Earlier this afternoon, Rep. Gerry Connolly (D-VA11) was on WAMU’s The Politics Hour, where he and Sen. Chris Van Hollen (D-MD) discused “how a second Trump term could impact the thousands of federal workers in the region.” See below for audio and highlights:
- “…a nonpartisan, non-politicized civil service that serves the American people – we should not do anything that jeopardizes that. Schedule F, which is a cornerstone of Project 2025, absolutely would threaten the nonpartisan, nonpolitical nature of the civil service. So my view is if you want to amend the Civil Service you need to do it by statute – you need to come to Congress and ask the Senate and the House to approve that new schedule… I think you can’t do this by executive order, that is not a prerogative of the executive, it is a prerogative of the legislative branch working with the executive…I think it’s an uphill battle [to get legislation on this] because all too many of my friends on the other side of the aisle, in the House anyhow, have swallowed the Kool-Aid, and it’s almost like dealing with a cult.”
- “[If] it’s not a civil servant, it’s a political hack who is processing your disability claim at Social Security or your veterans benefits for VA medical care and you are of the wrong political persuasion, your application goes to the bottom of the pile. So this isn’t just about protecting federal employees and civil servants, it is ultimately about protecting the needs of our constituents and shielding them from political interference and cronyism.”
- “…and then there’s mindless disruption, and I believe that Elon Musk and Vivek Ramaswamy have both engaged in the latter – mindless disruption. Musk called for cutting $2 trillion of federal spending – that is the federal budget!…he clearly doesn’t understand how the federal government works or what it does and that learning curve is going to be very steep, and I hope he spend some time on the learning curve before he creates not only disruption for federal civil servants but for our constituents.”

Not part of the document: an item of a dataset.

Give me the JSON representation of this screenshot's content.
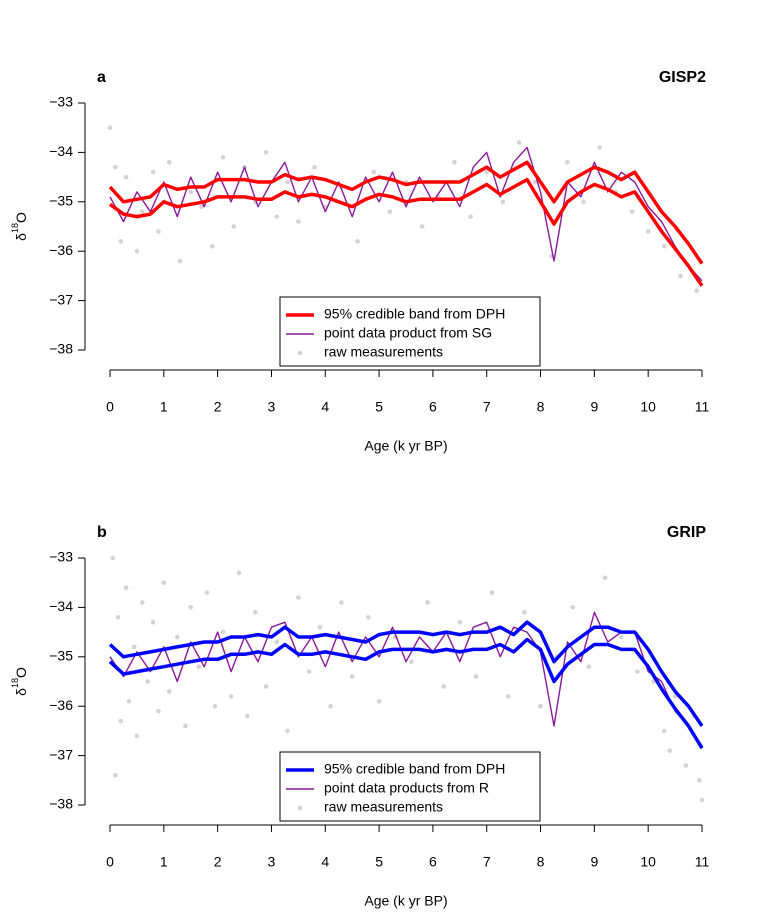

- “I’ve spent 16 years in the United States Congress trying to make government more efficient, I’m not trying to protect anybody, I’m trying to make sure that the government works for the people we serve. And that ought to be the guiding star for President Trump, President Biden, Chris Van Hollen and Gerry Connolly. And I do want to inject something here that never gets talked about and needs to be. Elon Musk runs a company, let’s take Tesla. Does Elon Musk say to his management team, we’re never going to ever raise revenue…whatever the price of a Tesla is, it’s frozen forever? We’re only going to look at the spending side of the company and rein that in? Well of course he doesn’t do that. Well if you want government run as a business, you’ve got to look at the revenue side as well as the spending side. And that’s part of the real false premise of DOGE itself, that we’re only going to look at spending like that’s out of control. And the fact of the matter is, if you look at federal employees, the ratio of federal employees to population has been stagnant. The growth has been in outsourcing federal contracts, and that started really under Ronald Reagan, a Republican president.”

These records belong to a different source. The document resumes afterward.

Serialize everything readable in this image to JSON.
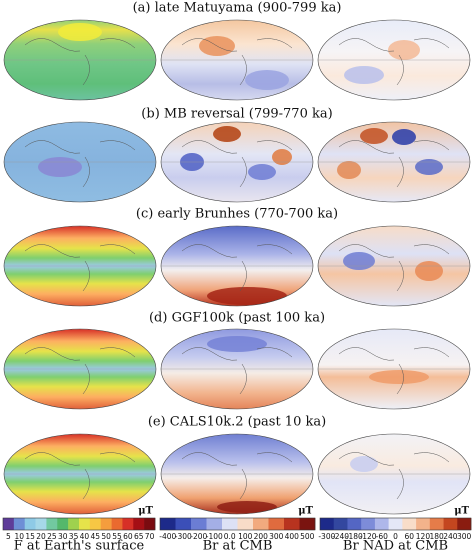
{
  "panels": [
    {
      "title": "(a) late Matuyama (900-799 ka)"
    },
    {
      "title": "(b) MB reversal (799-770 ka)"
    },
    {
      "title": "(c) early Brunhes (770-700 ka)"
    },
    {
      "title": "(d) GGF100k (past 100 ka)"
    },
    {
      "title": "(e) CALS10k.2 (past 10 ka)"
    }
  ],
  "colorbars": [
    {
      "unit": "μT",
      "ticks": [
        "5",
        "10",
        "15",
        "20",
        "25",
        "30",
        "35",
        "40",
        "45",
        "50",
        "55",
        "60",
        "65",
        "70"
      ],
      "caption": "F at Earth's surface"
    },
    {
      "unit": "μT",
      "ticks": [
        "-400",
        "-300",
        "-200",
        "-100",
        "0.0",
        "100",
        "200",
        "300",
        "400",
        "500"
      ],
      "caption": "Br at CMB"
    },
    {
      "unit": "μT",
      "ticks": [
        "-300",
        "-240",
        "-180",
        "-120",
        "-60",
        "0",
        "60",
        "120",
        "180",
        "240",
        "300"
      ],
      "caption": "Br NAD at CMB"
    }
  ]
}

- “I agree with your characterization, we’re going back to the spoils system, pre 1883, and that is not a good idea in the 21st century and it’s certainly not a good idea for average Americans who when they need government benefits count on them, count on them to be processed in a fair nonpolitical, non-politicized way. And that’s the kind of government we want to make sure is more efficient. And as Chris said, we’re all in if you want to make it more efficient. Obviously there are savings to be had. I’ve got plenty of categories I could talk about in terms of where we could save money and where we can find common ground as a matter of fact. But starting out by saying we’re going to replace 100,000 workers with political hacks is a non-starter for us and I hope it will be a non-starter for the US Congress.”
- “I think President Trump has a very different agenda than we have. I mean both Chris and I would agree FBI needs a new headquarters and it’s got to be secure. It’s got to have setbacks that are not urban to protect it. It needs to have space to grow because it’s a living organism…So we both agree it needs a new headquarters. We don’t agree on where it should be. And I respectfully disagree with Chris about the process – the decision was made unilaterally by one individual who was brought in and she unilaterally overturned a unanimous decision by the award panel that found in Virginia Springfield site…I don’t know her and I don’t know what she was thinking. But that’s why our committee, not just Virginia, our committee has formally requested the IG to examine this process. It’s been a year now and we’re looking forward as Chris is to seeing what those results are. If the Inspector General says you know, it was a fair process, she had her reasons for what she did, we’re going to accept that. But right now we’re not pleased with the process, given the fact that we unanimously won even after the criteria were weighted in Maryland’s favor.”
- “There is a difference between universal remote working in a pandemic and a structured architecture for telework. which by the way we had before the pandemic and it worked fine...there weren’t empty offices, there weren’t empty retail outlets and restaurants. And so we need to make that distinction, we can’t conflate the two. If you want to recruit the next generation of workers, you’ve got to have a telework program that’s structured and overseen and managed in place. If you don’t, you’re going to lose those workers to the private sector. And we have hundreds of thousands of federal jobs that are going to be available as people retire…they’re catering to Trump on that, but most major employers I can tell you in my district are not insisting on 5 days a week, they have a structured work program that works for them.”